The details of the takedown were posted on Github yesterday, based on a takedown request sent on April 29. "Because the reported network that contained the allegedly infringing content was larger than one hundred (100) repositories, and the submitter alleged that all or most of the forks were infringing to the same extent as the parent repository, GitHub processed the takedown notice against the entire network of 8,535 repositories, inclusive of the parent repository," the statement reads.
Nintendo repeated the same claim it's made in the past: that Yuzu is violating the Digital Millennium Copyright Act because it "is primarily designed to and unlawfully 'circumvent[s] a technological measure that effectively controls access to a work protected under' the DMCA." This largely comes down to Yuzu's usage of cryptographic keys to decrypt and play Switch games, though the emulator never included the console hardware's keys in its code—users had to provide the prod.keys themselves. (It did include code to generate game-specific encryption title.keys, however.)

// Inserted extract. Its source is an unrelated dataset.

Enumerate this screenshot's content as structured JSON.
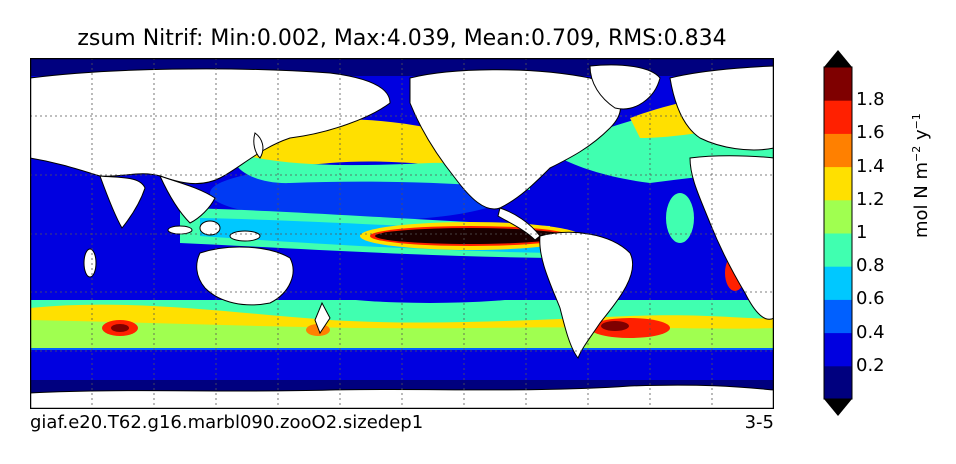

There was speculation when Yuzu quickly settled the lawsuit that the instructions on its website—which explained how to use the tool Lockpick_RCM to dump the cryptographic keys from a Switch—or that title.keys-related code may have proven damaging in court. But we'll never know, since no case that involves emulation and the DMCA's anti-circumvention measures has made it to trial.

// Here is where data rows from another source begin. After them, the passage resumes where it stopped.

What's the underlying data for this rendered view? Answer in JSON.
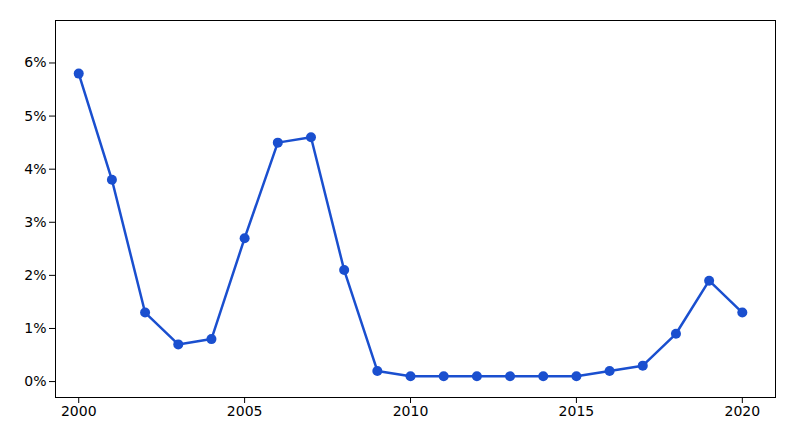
{
  "chart_data": {
    "type": "line",
    "x": [
      2000,
      2001,
      2002,
      2003,
      2004,
      2005,
      2006,
      2007,
      2008,
      2009,
      2010,
      2011,
      2012,
      2013,
      2014,
      2015,
      2016,
      2017,
      2018,
      2019,
      2020
    ],
    "values": [
      0.058,
      0.038,
      0.013,
      0.007,
      0.008,
      0.027,
      0.045,
      0.046,
      0.021,
      0.002,
      0.001,
      0.001,
      0.001,
      0.001,
      0.001,
      0.001,
      0.002,
      0.003,
      0.009,
      0.019,
      0.013
    ],
    "color": "#1a4fcf",
    "marker": "circle",
    "xlim": [
      1999.3,
      2021.0
    ],
    "ylim": [
      -0.003,
      0.068
    ],
    "xticks": [
      2000,
      2005,
      2010,
      2015,
      2020
    ],
    "yticks": [
      {
        "value": 0.0,
        "label": "0%"
      },
      {
        "value": 0.01,
        "label": "1%"
      },
      {
        "value": 0.02,
        "label": "2%"
      },
      {
        "value": 0.03,
        "label": "3%"
      },
      {
        "value": 0.04,
        "label": "4%"
      },
      {
        "value": 0.05,
        "label": "5%"
      },
      {
        "value": 0.06,
        "label": "6%"
      }
    ],
    "grid": false
  }
}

While 8,535 repositories sounds like a large blow, the code remains online in many other locations, as does one of the Yuzu successors on Github, Sudachi (which pointedly removed the code related to the title.keys, requiring users to supply those for each individual game). Despite Nintendo's ongoing efforts to stamp out further development of Switch emulation—including by going after the Discord accounts of two people who attempted to spin up their own successors using Yuzu's code—it's never going to be able to find or remove all the places the emulator's code has been stashed online. Nintendo may make developing Yuzu on Github a particularly fraught effort, but even then there's another formidable Switch emulator, Ryujinx, which seems to be standing on firmer legal ground.